The report also found that of the nearly 86,000 participants who responded from the 123 two- and four-year institutions across the U.S., about 38,700 had been food insecure in the 30 days prior to the survey.
The trend can be attributed to different factors, but for those students who do enter into higher education institutions, it could be that rising tuition rates and a decrease in federal and state funding for universities play a significant role.
Since 1994, the inflation adjusted costs for tuition for both two-year and four-year public universities have steadily increased, while state funding for higher education for 2018 was $6.6 billion below what it had been in 2008 before the Great Recession.
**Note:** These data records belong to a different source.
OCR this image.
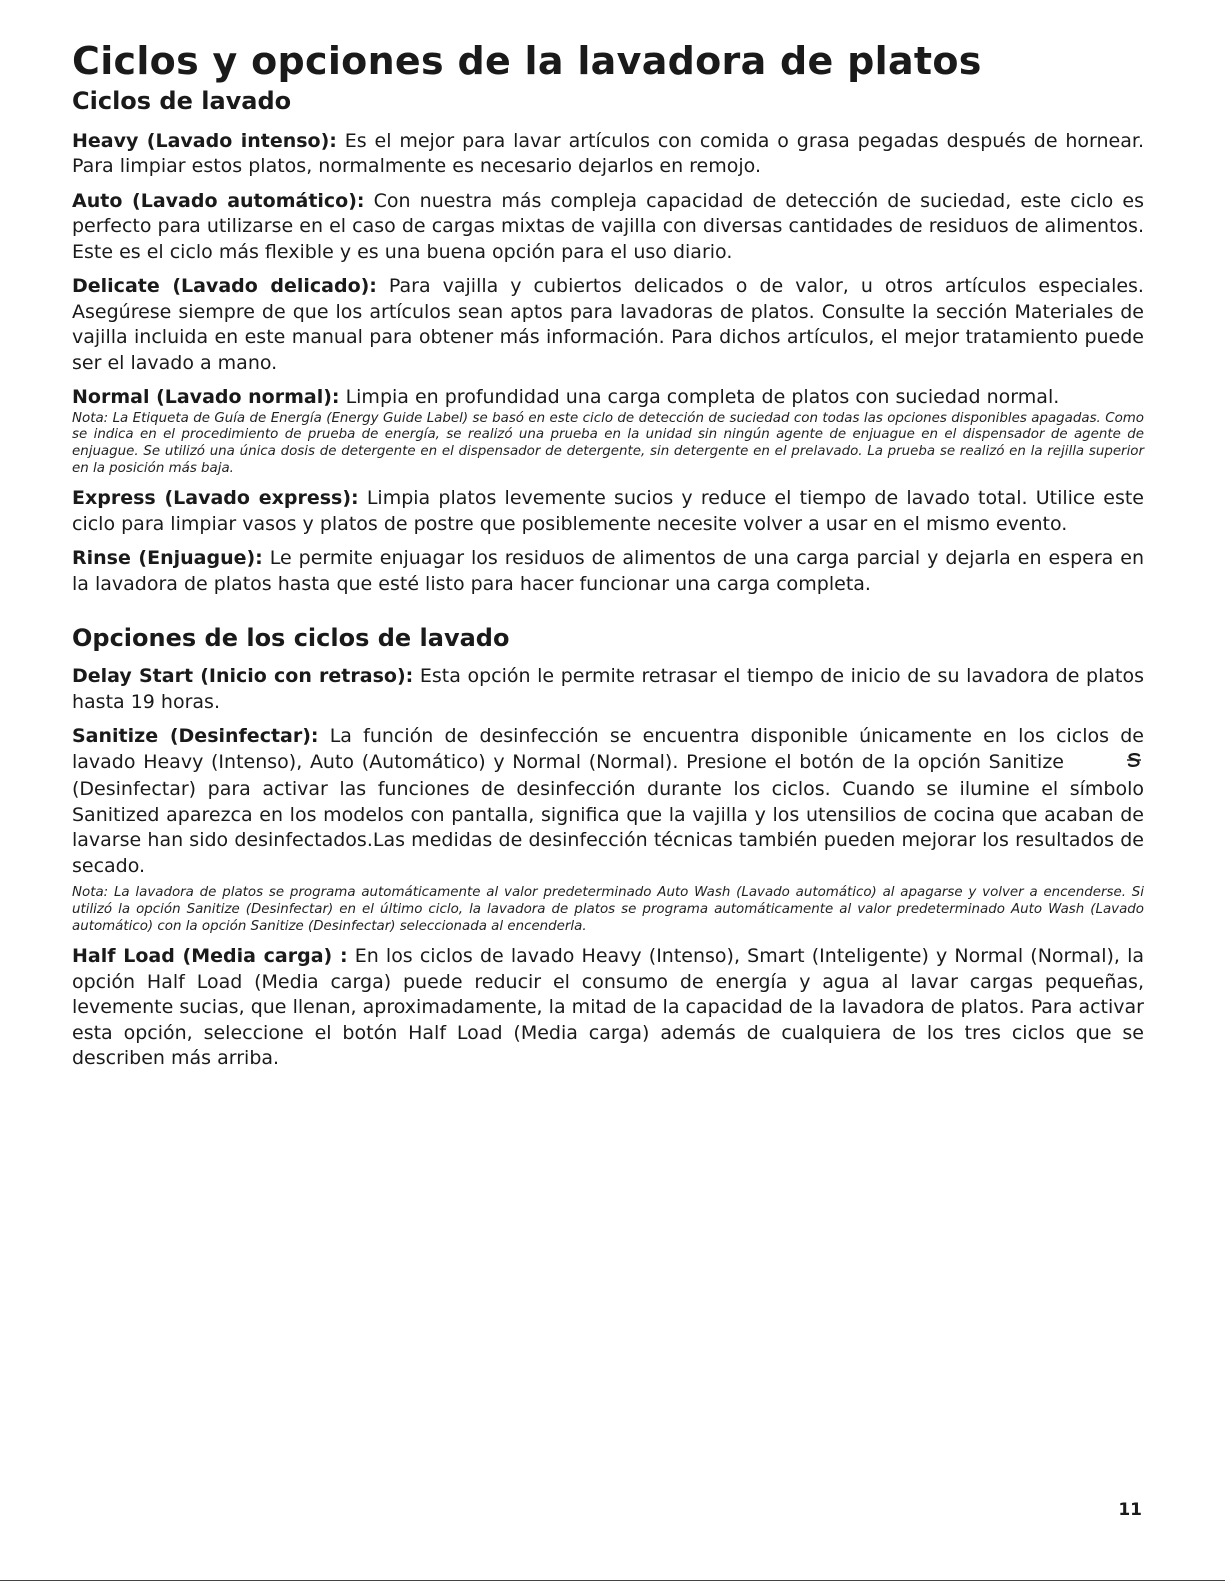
Ciclos y opciones de la lavadora de platos
Ciclos de lavado

Heavy (Lavado intenso): Es el mejor para lavar artículos con comida o grasa pegadas después de hornear. Para limpiar estos platos, normalmente es necesario dejarlos en remojo.

Auto (Lavado automático): Con nuestra más compleja capacidad de detección de suciedad, este ciclo es perfecto para utilizarse en el caso de cargas mixtas de vajilla con diversas cantidades de residuos de alimentos. Este es el ciclo más flexible y es una buena opción para el uso diario.

Delicate (Lavado delicado): Para vajilla y cubiertos delicados o de valor, u otros artículos especiales. Asegúrese siempre de que los artículos sean aptos para lavadoras de platos. Consulte la sección Materiales de vajilla incluida en este manual para obtener más información. Para dichos artículos, el mejor tratamiento puede ser el lavado a mano.

Normal (Lavado normal): Limpia en profundidad una carga completa de platos con suciedad normal.

Nota: La Etiqueta de Guía de Energía (Energy Guide Label) se basó en este ciclo de detección de suciedad con todas las opciones disponibles apagadas. Como se indica en el procedimiento de prueba de energía, se realizó una prueba en la unidad sin ningún agente de enjuague en el dispensador de agente de enjuague. Se utilizó una única dosis de detergente en el dispensador de detergente, sin detergente en el prelavado. La prueba se realizó en la rejilla superior en la posición más baja.

Express (Lavado express): Limpia platos levemente sucios y reduce el tiempo de lavado total. Utilice este ciclo para limpiar vasos y platos de postre que posiblemente necesite volver a usar en el mismo evento.

Rinse (Enjuague): Le permite enjuagar los residuos de alimentos de una carga parcial y dejarla en espera en la lavadora de platos hasta que esté listo para hacer funcionar una carga completa.

Opciones de los ciclos de lavado

Delay Start (Inicio con retraso): Esta opción le permite retrasar el tiempo de inicio de su lavadora de platos hasta 19 horas.

Sanitize (Desinfectar): La función de desinfección se encuentra disponible únicamente en los ciclos de lavado Heavy (Intenso), Auto (Automático) y Normal (Normal). Presione el botón de la opción Sanitize (Desinfectar) para activar las funciones de desinfección durante los ciclos. Cuando se ilumine el símbolo Sanitized aparezca en los modelos con pantalla, significa que la vajilla y los utensilios de cocina que acaban de lavarse han sido desinfectados.Las medidas de desinfección técnicas también pueden mejorar los resultados de secado.

Nota: La lavadora de platos se programa automáticamente al valor predeterminado Auto Wash (Lavado automático) al apagarse y volver a encenderse. Si utilizó la opción Sanitize (Desinfectar) en el último ciclo, la lavadora de platos se programa automáticamente al valor predeterminado Auto Wash (Lavado automático) con la opción Sanitize (Desinfectar) seleccionada al encenderla.

Half Load (Media carga) : En los ciclos de lavado Heavy (Intenso), Smart (Inteligente) y Normal (Normal), la opción Half Load (Media carga) puede reducir el consumo de energía y agua al lavar cargas pequeñas, levemente sucias, que llenan, aproximadamente, la mitad de la capacidad de la lavadora de platos. Para activar esta opción, seleccione el botón Half Load (Media carga) además de cualquiera de los tres ciclos que se describen más arriba.

11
In addition, those struggling with housing and food insecurity in college are a diverse population. Some young adults who have returned to school to get their degree may also have children depending on them. In a 2014 study by the U.S. Office of Policy Development and Research, 26% of all undergraduate students were found to be raising dependent children.
Jillian Sitjar, program manager for higher education with SchoolHouse Connection, said it’s important to include parenting students in conversations about college students’ homelessness as they are one of the most at-risk groups.
“I was kind of shocked by that number because when I was in college, that just wasn’t something I saw when I was in college a few years ago and it just shows, ... That’s the “traditional” student that we’re seeing right now,” Sitjar said.
For these parents, obstacles like the high cost of childcare, having to usually work full-time jobs to support their family and housing can be a part of the reason why they have financial struggles.
The complexity of college student homelessness not only includes factors as to why some students experience homelessness, but also who is affected.
“It doesn't take a lot to make a difference,” said Annette Beebe, case manager and Youth WINS program manager at the Community Action Committee. “It's spreading the awareness and knowing that we have college students living in their cars and that we have youth that want to go to college and can’t even fathom that right now, because they're worried about where they're going to sleep.”
The article has been corrected to reflect the right information.